Did we lose track of the original question?

Which computer science subject class on ArXiv would make most sense for the Ten Years Challenge papers?

@broukema go for DL, I think — why not? ☺️

broukema commented 4 years ago

@oliviaguest We did digress a bit :). But I think that Konrad's point about considering the scientific topic of the original paper is a fair one - ArXiv normally allows a secondary category, and that to me seems reasonable. I'll wait until either the 03 or 04 step of the editorial process before posting my paper on ArXiv - so there's still time for anyone else interested to provide other suggestions/arguments. I've got a 02 label, and 03 is probably not far away ;).
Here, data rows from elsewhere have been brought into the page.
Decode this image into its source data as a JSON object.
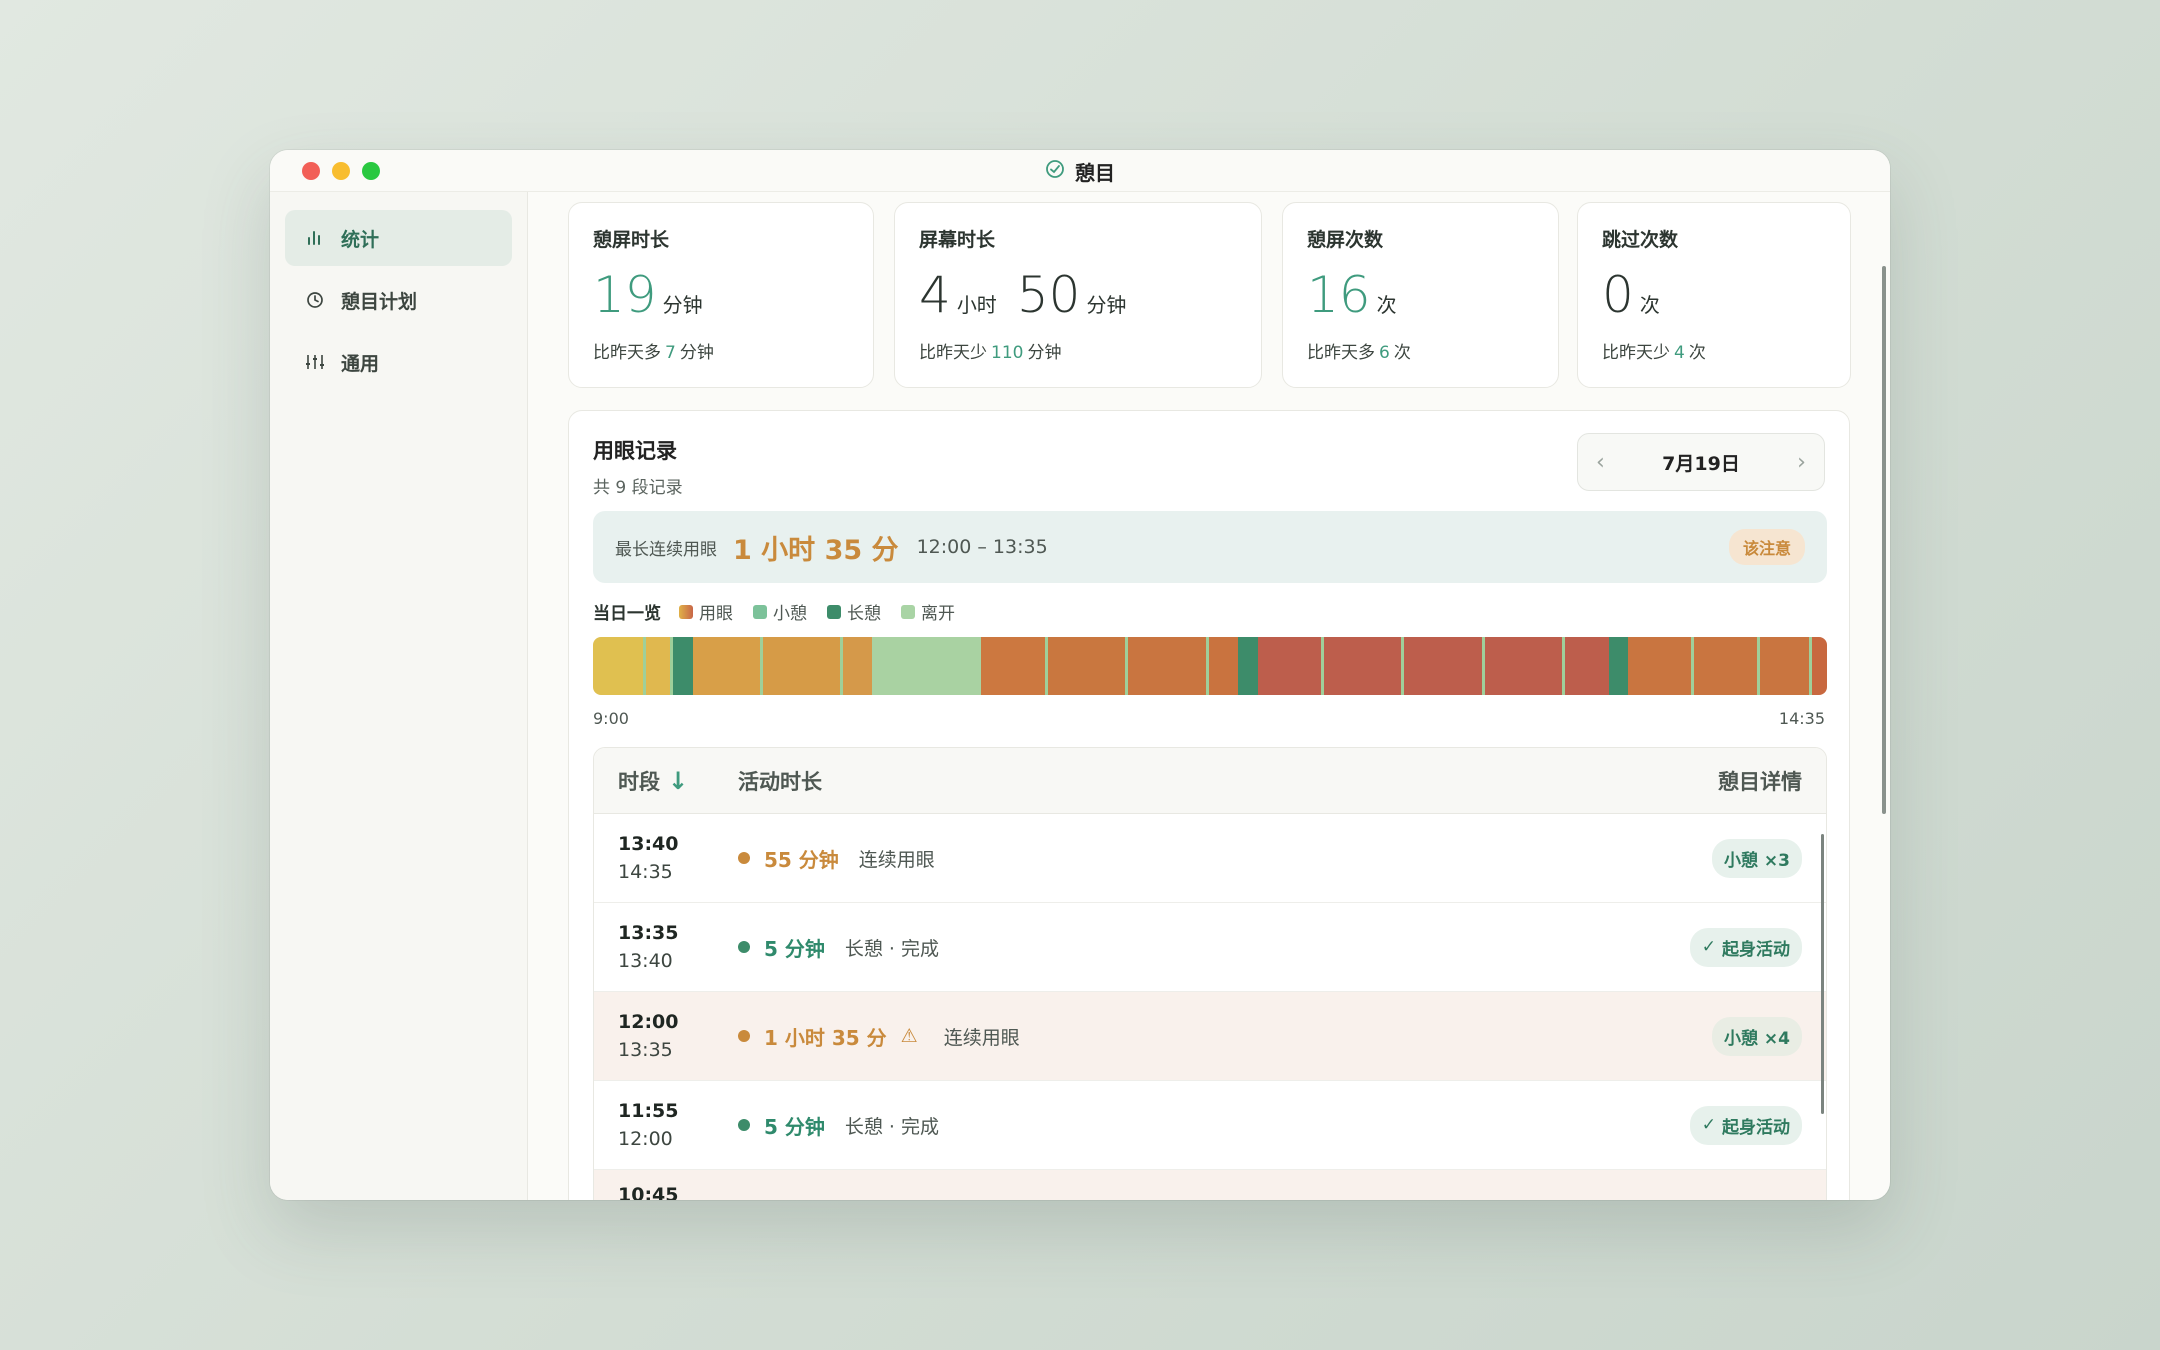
{
  "app": {
    "title": "憩目"
  },
  "sidebar": {
    "items": [
      {
        "label": "统计",
        "icon": "bar-chart-icon",
        "active": true
      },
      {
        "label": "憩目计划",
        "icon": "clock-icon",
        "active": false
      },
      {
        "label": "通用",
        "icon": "sliders-icon",
        "active": false
      }
    ]
  },
  "stats": {
    "rest_screen": {
      "label": "憩屏时长",
      "value": "19",
      "unit": "分钟",
      "compare_prefix": "比昨天多",
      "compare_value": "7",
      "compare_unit": "分钟"
    },
    "screen_time": {
      "label": "屏幕时长",
      "hours": "4",
      "hours_unit": "小时",
      "minutes": "50",
      "minutes_unit": "分钟",
      "compare_prefix": "比昨天少",
      "compare_value": "110",
      "compare_unit": "分钟"
    },
    "rest_count": {
      "label": "憩屏次数",
      "value": "16",
      "unit": "次",
      "compare_prefix": "比昨天多",
      "compare_value": "6",
      "compare_unit": "次"
    },
    "skip_count": {
      "label": "跳过次数",
      "value": "0",
      "unit": "次",
      "compare_prefix": "比昨天少",
      "compare_value": "4",
      "compare_unit": "次"
    }
  },
  "records": {
    "title": "用眼记录",
    "subtitle": "共 9 段记录",
    "date": "7月19日",
    "longest": {
      "label": "最长连续用眼",
      "value": "1 小时 35 分",
      "range": "12:00 – 13:35",
      "badge": "该注意"
    },
    "legend": {
      "title": "当日一览",
      "items": [
        "用眼",
        "小憩",
        "长憩",
        "离开"
      ]
    },
    "axis": {
      "start": "9:00",
      "end": "14:35"
    },
    "table": {
      "headers": {
        "time": "时段",
        "activity": "活动时长",
        "detail": "憩目详情"
      },
      "rows": [
        {
          "start": "13:40",
          "end": "14:35",
          "duration": "55 分钟",
          "type": "use",
          "desc": "连续用眼",
          "detail": "小憩 ×3",
          "warn": false
        },
        {
          "start": "13:35",
          "end": "13:40",
          "duration": "5 分钟",
          "type": "rest",
          "desc": "长憩 · 完成",
          "detail": "起身活动",
          "warn": false
        },
        {
          "start": "12:00",
          "end": "13:35",
          "duration": "1 小时 35 分",
          "type": "use",
          "desc": "连续用眼",
          "detail": "小憩 ×4",
          "warn": true
        },
        {
          "start": "11:55",
          "end": "12:00",
          "duration": "5 分钟",
          "type": "rest",
          "desc": "长憩 · 完成",
          "detail": "起身活动",
          "warn": false
        },
        {
          "start": "10:45",
          "end": "",
          "duration": "",
          "type": "use",
          "desc": "",
          "detail": "",
          "warn": true
        }
      ]
    }
  },
  "colors": {
    "accent": "#3f9b7e",
    "warn": "#c98a3c",
    "rest_short": "#7cc29a",
    "rest_long": "#3d8c6a",
    "away": "#a9d4a5"
  }
}
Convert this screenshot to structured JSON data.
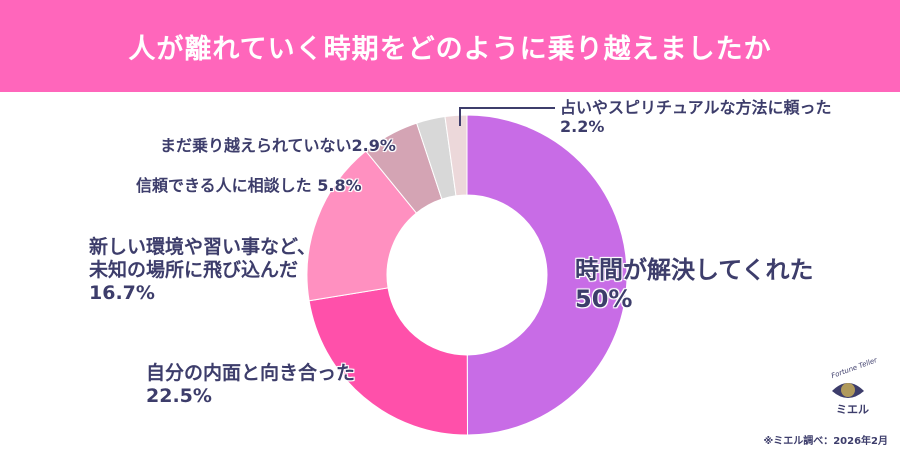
{
  "header": {
    "title": "人が離れていく時期をどのように乗り越えましたか",
    "background": "#ff66bb"
  },
  "chart_data": {
    "type": "pie",
    "variant": "donut",
    "title": "人が離れていく時期をどのように乗り越えましたか",
    "start_angle": "12 o'clock, clockwise",
    "categories": [
      "時間が解決してくれた",
      "自分の内面と向き合った",
      "新しい環境や習い事など、未知の場所に飛び込んだ",
      "信頼できる人に相談した",
      "まだ乗り越えられていない",
      "占いやスピリチュアルな方法に頼った"
    ],
    "values": [
      50,
      22.5,
      16.7,
      5.8,
      2.9,
      2.2
    ],
    "colors": [
      "#c86ce6",
      "#ff50aa",
      "#ff90c0",
      "#d4a4b4",
      "#d8d8d8",
      "#ecd8da"
    ],
    "unit": "%"
  },
  "labels": {
    "time": {
      "text": "時間が解決してくれた",
      "value": "50%"
    },
    "inner": {
      "text": "自分の内面と向き合った",
      "value": "22.5%"
    },
    "new_env": {
      "line1": "新しい環境や習い事など、",
      "line2": "未知の場所に飛び込んだ",
      "value": "16.7%"
    },
    "consult": {
      "text": "信頼できる人に相談した 5.8%"
    },
    "not_yet": {
      "text": "まだ乗り越えられていない2.9%"
    },
    "spiritual": {
      "text": "占いやスピリチュアルな方法に頼った",
      "value": "2.2%"
    }
  },
  "logo": {
    "arc_text": "Fortune Teller",
    "name": "ミエル"
  },
  "source": "※ミエル調べ：2026年2月"
}
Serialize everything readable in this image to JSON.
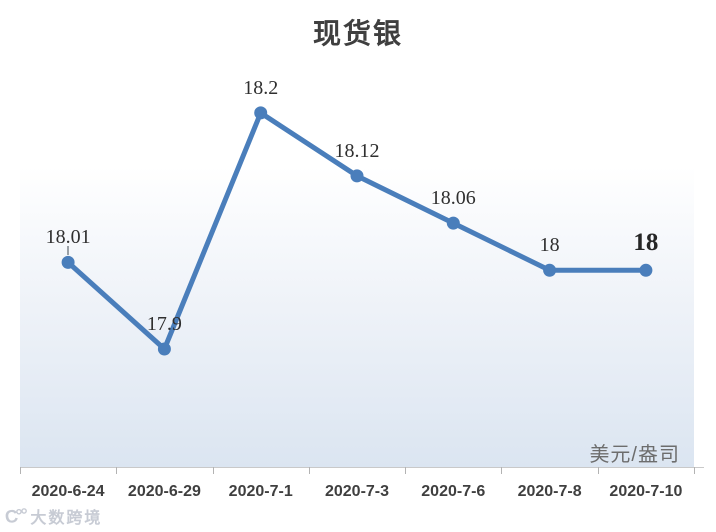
{
  "title": "现货银",
  "unit_label": "美元/盎司",
  "watermark": {
    "logo": "C°°",
    "text": "大数跨境"
  },
  "colors": {
    "line": "#4a7ebb",
    "marker": "#4a7ebb",
    "title_text": "#3f3f3f",
    "data_label_text": "#2f2f2f",
    "axis_line": "#c9c9c9",
    "tick": "#b3b3b3",
    "unit_text": "#6d6d6d",
    "plot_gradient_bottom": "#dbe5f1",
    "watermark_text": "#c7cbd4"
  },
  "chart_data": {
    "type": "line",
    "title": "现货银",
    "categories": [
      "2020-6-24",
      "2020-6-29",
      "2020-7-1",
      "2020-7-3",
      "2020-7-6",
      "2020-7-8",
      "2020-7-10"
    ],
    "values": [
      18.01,
      17.9,
      18.2,
      18.12,
      18.06,
      18,
      18
    ],
    "data_labels": [
      "18.01",
      "17.9",
      "18.2",
      "18.12",
      "18.06",
      "18",
      "18"
    ],
    "emphasized_point_index": 6,
    "xlabel": "",
    "ylabel": "美元/盎司",
    "ylim": [
      17.75,
      18.28
    ],
    "grid": false,
    "legend": false,
    "marker": "circle",
    "line_color": "#4a7ebb"
  }
}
broukema commented 4 years ago

Just to clarify the crosslink: I proposed cs.DL (primary) and astro-ph.CO (secondary); ArXiv moderators took three weeks to decide and accepted my article in cs.CY (primary) and cs.SE (secondary): https://github.com/ReScience/submissions/issues/41

Others intending to submit their papers to ArXiv should probably consider choosing cs.CY and cs.SE immediately rather than waiting for reclassification.

khinsen commented 4 years ago

Thanks @broukema for reporting on your arXiv experience!